Having a penis is great, but it’s no excuse to be a dick.

It’s no exaggeration to say that the people around you influence the person you become. I’ve been so lucky to be surrounded by great people who help me continually learn and grow. Hopefully this entry on male privilege and how to mitigate your presence without compromising yourself is a sign that I’m maturing. At least a little.

Does it contain powdered gamma radiation? Toxic sludge? The breath of an Egyptian Mau cat and an egregiously terrible plot?

No jokes, I recently emailed Whittakers Chocolate in New Zealand and asked them if they’d supply me with free chocolate for posting about their delicious products. They’d freshly arrived in Canada and, being a fan, wanted to see if I could eke out some free stuff.

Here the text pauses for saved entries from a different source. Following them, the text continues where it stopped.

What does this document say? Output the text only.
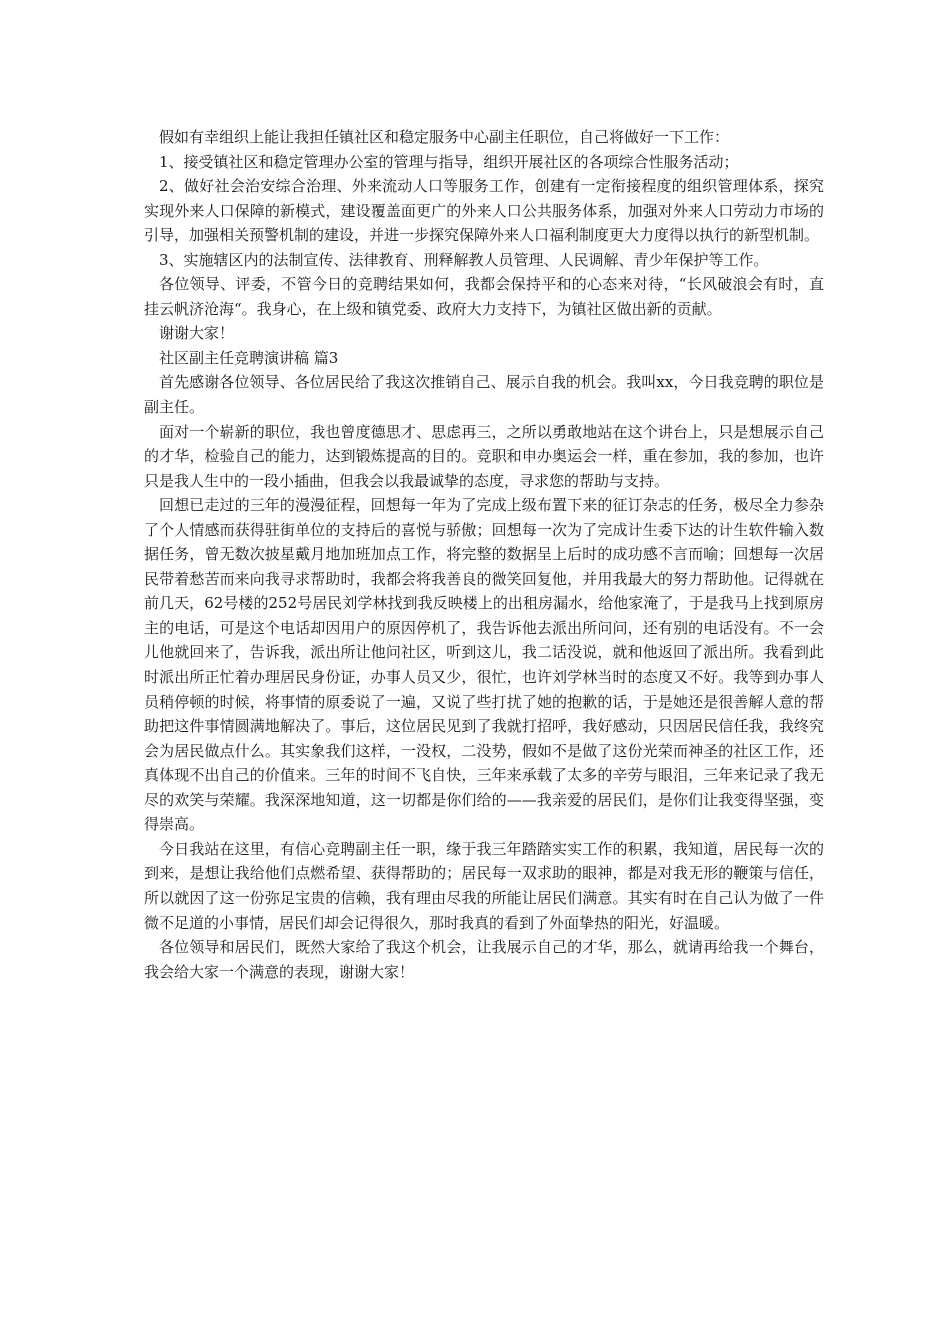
假如有幸组织上能让我担任镇社区和稳定服务中心副主任职位，自己将做好一下工作：

1、接受镇社区和稳定管理办公室的管理与指导，组织开展社区的各项综合性服务活动；

2、做好社会治安综合治理、外来流动人口等服务工作，创建有一定衔接程度的组织管理体系，探究实现外来人口保障的新模式，建设覆盖面更广的外来人口公共服务体系，加强对外来人口劳动力市场的引导，加强相关预警机制的建设，并进一步探究保障外来人口福利制度更大力度得以执行的新型机制。

3、实施辖区内的法制宣传、法律教育、刑释解教人员管理、人民调解、青少年保护等工作。

各位领导、评委，不管今日的竞聘结果如何，我都会保持平和的心态来对待，“长风破浪会有时，直挂云帆济沧海“。我身心，在上级和镇党委、政府大力支持下，为镇社区做出新的贡献。

谢谢大家！

社区副主任竞聘演讲稿 篇3

首先感谢各位领导、各位居民给了我这次推销自己、展示自我的机会。我叫xx，今日我竞聘的职位是副主任。

面对一个崭新的职位，我也曾度德思才、思虑再三，之所以勇敢地站在这个讲台上，只是想展示自己的才华，检验自己的能力，达到锻炼提高的目的。竞职和申办奥运会一样，重在参加，我的参加，也许只是我人生中的一段小插曲，但我会以我最诚挚的态度，寻求您的帮助与支持。

回想已走过的三年的漫漫征程，回想每一年为了完成上级布置下来的征订杂志的任务，极尽全力参杂了个人情感而获得驻街单位的支持后的喜悦与骄傲；回想每一次为了完成计生委下达的计生软件输入数据任务，曾无数次披星戴月地加班加点工作，将完整的数据呈上后时的成功感不言而喻；回想每一次居民带着愁苦而来向我寻求帮助时，我都会将我善良的微笑回复他，并用我最大的努力帮助他。记得就在前几天，62号楼的252号居民刘学林找到我反映楼上的出租房漏水，给他家淹了，于是我马上找到原房主的电话，可是这个电话却因用户的原因停机了，我告诉他去派出所问问，还有别的电话没有。不一会儿他就回来了，告诉我，派出所让他问社区，听到这儿，我二话没说，就和他返回了派出所。我看到此时派出所正忙着办理居民身份证，办事人员又少，很忙，也许刘学林当时的态度又不好。我等到办事人员稍停顿的时候，将事情的原委说了一遍，又说了些打扰了她的抱歉的话，于是她还是很善解人意的帮助把这件事情圆满地解决了。事后，这位居民见到了我就打招呼，我好感动，只因居民信任我，我终究会为居民做点什么。其实象我们这样，一没权，二没势，假如不是做了这份光荣而神圣的社区工作，还真体现不出自己的价值来。三年的时间不飞自快，三年来承载了太多的辛劳与眼泪，三年来记录了我无尽的欢笑与荣耀。我深深地知道，这一切都是你们给的——我亲爱的居民们，是你们让我变得坚强，变得崇高。

今日我站在这里，有信心竞聘副主任一职，缘于我三年踏踏实实工作的积累，我知道，居民每一次的到来，是想让我给他们点燃希望、获得帮助的；居民每一双求助的眼神，都是对我无形的鞭策与信任，所以就因了这一份弥足宝贵的信赖，我有理由尽我的所能让居民们满意。其实有时在自己认为做了一件微不足道的小事情，居民们却会记得很久，那时我真的看到了外面挚热的阳光，好温暖。

各位领导和居民们，既然大家给了我这个机会，让我展示自己的才华，那么，就请再给我一个舞台，我会给大家一个满意的表现，谢谢大家！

This entry was the example I gave them of my product reviewing expertise.

Well, I had to justify the url, right?

Being serious for a minute here. Making this was one of the most difficult and intensely personal things I’ve ever done. To this day I still can’t tell if it’s well written, because reading it immediately puts me into an emotional state. It’s honest and completely sincere.

Remember that total clusterfuck of a day? Remember all those little flaws that made it perfect in its own way?

This was a weird, intense day that started out with my ex-girlfriend messaging me at 9am. “Wake up, we’re going to America” was all she said. You can read how that turned out.

Tomorrow we can laugh, I promise. Remember when I said “everybody hertz”? That was kind of funny, right?

If you’re interested in finding out how a relationship can ignite instantly and consume everything, this is one such account. This relationship was unlike anything else I’ve experienced in my life. I still hold a ton of baggage that I’m desperately seeking to drop, but it’s not easy. Love isn’t easy and just because you’re in love that doesn’t always make it right.

We don’t really talk anymore.

Can Competitive Erotic Poetry Slam Battle replace Snapchat now please?

This is the closest thing I’ve ever had to a guest entry. My girlfriend sent me a cute poem and I decided to escalate. Things. Escalated. Quickly. It’s fun, cheeky, goofy and more than a little flirty. It’s a good indication of how we fit together.

It was either this or a boom box outside your window, but it’s a bit cold outside today.

I think this is what being in love feels like.

 

Whatever your interest in this project, thanks for stopping by. I don’t quite know what it is, I don’t know what it will become, but whatever it is, it’s special in my eyes. Thanks for being a part of it. Stick around, I have a good feeling about this.

Why does that feel like the last thing I’d say before a pterodactyl plunged from the sky to devour my body whole?